What Chancellor Myles’s injunction blocked at the rule-making level, the General Assembly accomplished by statute. Public Chapter 526 of 2025 (HB 1376 / SB 1413), signed by Gov. Lee on May 21, 2025, codifies the THCA / synthetic delta-8/-10 ban and overhauls the regulatory architecture. Effective January 1, 2026 with phased compliance for legacy TDA licensees through June 30, 2026. See Public Chapter 526 page.

Where Products Were Sold (May 2026)

As of May 2026, in descending availability:

  • Dedicated hemp/cannabis retailers and smoke shops (will mostly survive the transition).
  • Vape stores (will survive if 21+-restricted).
  • Liquor stores (newly authorized to sell HDCPs as of January 1, 2026).
  • Bars and restaurants (newly authorized for on-site consumption).
  • Gas stations and convenience stores (lose authorization at end of legacy period — June 30, 2026).
  • Grocery stores (lose authorization).
  • Online/delivery (prohibited as of January 1, 2026 for in-state transactions).

Tax Revenue Reality Check — The April 2026 Collapse

Tennessee budget officials initially projected over $185 million in hemp tax revenue across two fiscal years under the new wholesale-tax framework.

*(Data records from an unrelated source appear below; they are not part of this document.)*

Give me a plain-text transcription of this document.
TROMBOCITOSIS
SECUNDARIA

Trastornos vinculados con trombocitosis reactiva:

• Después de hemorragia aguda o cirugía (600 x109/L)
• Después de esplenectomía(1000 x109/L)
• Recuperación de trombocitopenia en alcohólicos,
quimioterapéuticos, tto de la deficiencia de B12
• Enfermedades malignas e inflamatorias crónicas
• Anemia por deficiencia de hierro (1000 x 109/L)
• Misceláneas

By April 2026, those projections were collapsing. Tennessee Lookout (Adam Friedman, April 7, 2026) reported: "Budget officials have already reduced this year’s hemp wholesale tax projections from more than $55 million to less than $10 million." January 2026 actual collections were "around $140,000 in wholesale and sales taxes on hemp, compared to a budget amount of nearly $10 million." The Department of Finance and Administration’s optimistic FY2027 target remains $130 million. Industry observers expect a sharp market contraction by July 2026 when legacy licenses expire. See legacy-transition page.

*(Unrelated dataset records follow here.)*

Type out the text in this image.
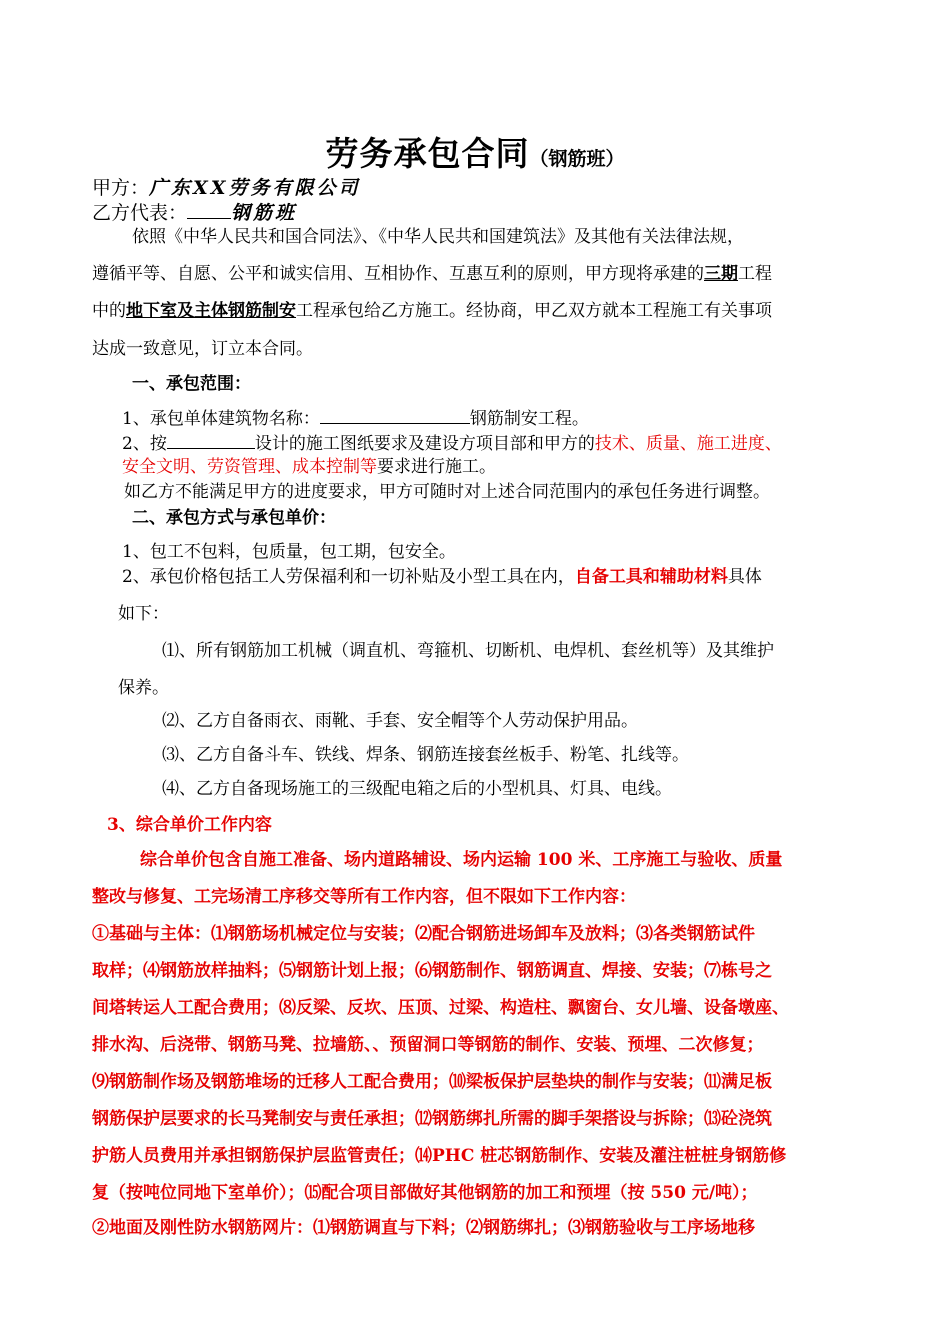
劳务承包合同（钢筋班）
甲方：广东XX劳务有限公司
乙方代表： 钢筋班
依照《中华人民共和国合同法》、《中华人民共和国建筑法》及其他有关法律法规，
遵循平等、自愿、公平和诚实信用、互相协作、互惠互利的原则，甲方现将承建的三期工程
中的地下室及主体钢筋制安工程承包给乙方施工。经协商，甲乙双方就本工程施工有关事项
达成一致意见，订立本合同。
一、承包范围：
1、承包单体建筑物名称：	钢筋制安工程。
2、按	设计的施工图纸要求及建设方项目部和甲方的技术、质量、施工进度、
安全文明、劳资管理、成本控制等要求进行施工。
如乙方不能满足甲方的进度要求，甲方可随时对上述合同范围内的承包任务进行调整。
二、承包方式与承包单价：
1、包工不包料，包质量，包工期，包安全。
2、承包价格包括工人劳保福利和一切补贴及小型工具在内，自备工具和辅助材料具体
如下：
⑴、所有钢筋加工机械（调直机、弯箍机、切断机、电焊机、套丝机等）及其维护
保养。
⑵、乙方自备雨衣、雨靴、手套、安全帽等个人劳动保护用品。
⑶、乙方自备斗车、铁线、焊条、钢筋连接套丝板手、粉笔、扎线等。
⑷、乙方自备现场施工的三级配电箱之后的小型机具、灯具、电线。
3、综合单价工作内容
综合单价包含自施工准备、场内道路辅设、场内运输 100 米、工序施工与验收、质量
整改与修复、工完场清工序移交等所有工作内容，但不限如下工作内容：
①基础与主体：⑴钢筋场机械定位与安装；⑵配合钢筋进场卸车及放料；⑶各类钢筋试件
取样；⑷钢筋放样抽料；⑸钢筋计划上报；⑹钢筋制作、钢筋调直、焊接、安装；⑺栋号之
间塔转运人工配合费用；⑻反梁、反坎、压顶、过梁、构造柱、飘窗台、女儿墙、设备墩座、
排水沟、后浇带、钢筋马凳、拉墙筋、、预留洞口等钢筋的制作、安装、预埋、二次修复；
⑼钢筋制作场及钢筋堆场的迁移人工配合费用；⑽梁板保护层垫块的制作与安装；⑾满足板
钢筋保护层要求的长马凳制安与责任承担；⑿钢筋绑扎所需的脚手架搭设与拆除；⒀砼浇筑
护筋人员费用并承担钢筋保护层监管责任；⒁PHC 桩芯钢筋制作、安装及灌注桩桩身钢筋修
复（按吨位同地下室单价）；⒂配合项目部做好其他钢筋的加工和预埋（按 550 元/吨）；
②地面及刚性防水钢筋网片：⑴钢筋调直与下料；⑵钢筋绑扎；⑶钢筋验收与工序场地移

The Federal Cliff Compounding the State Restriction

In November 2025, Congress passed and President Trump signed (November 12, 2025) a federal funding bill that included a hemp-related provision tightening the federal definition of hemp and limiting intoxicating derivatives. Final federal implementation is scheduled for around November 12, 2026 per Congressional Research Service Report IN12620. The interaction between federal restriction and Tennessee’s already-restrictive 2026 framework will shape what remains legally sellable. See federal-cliff page.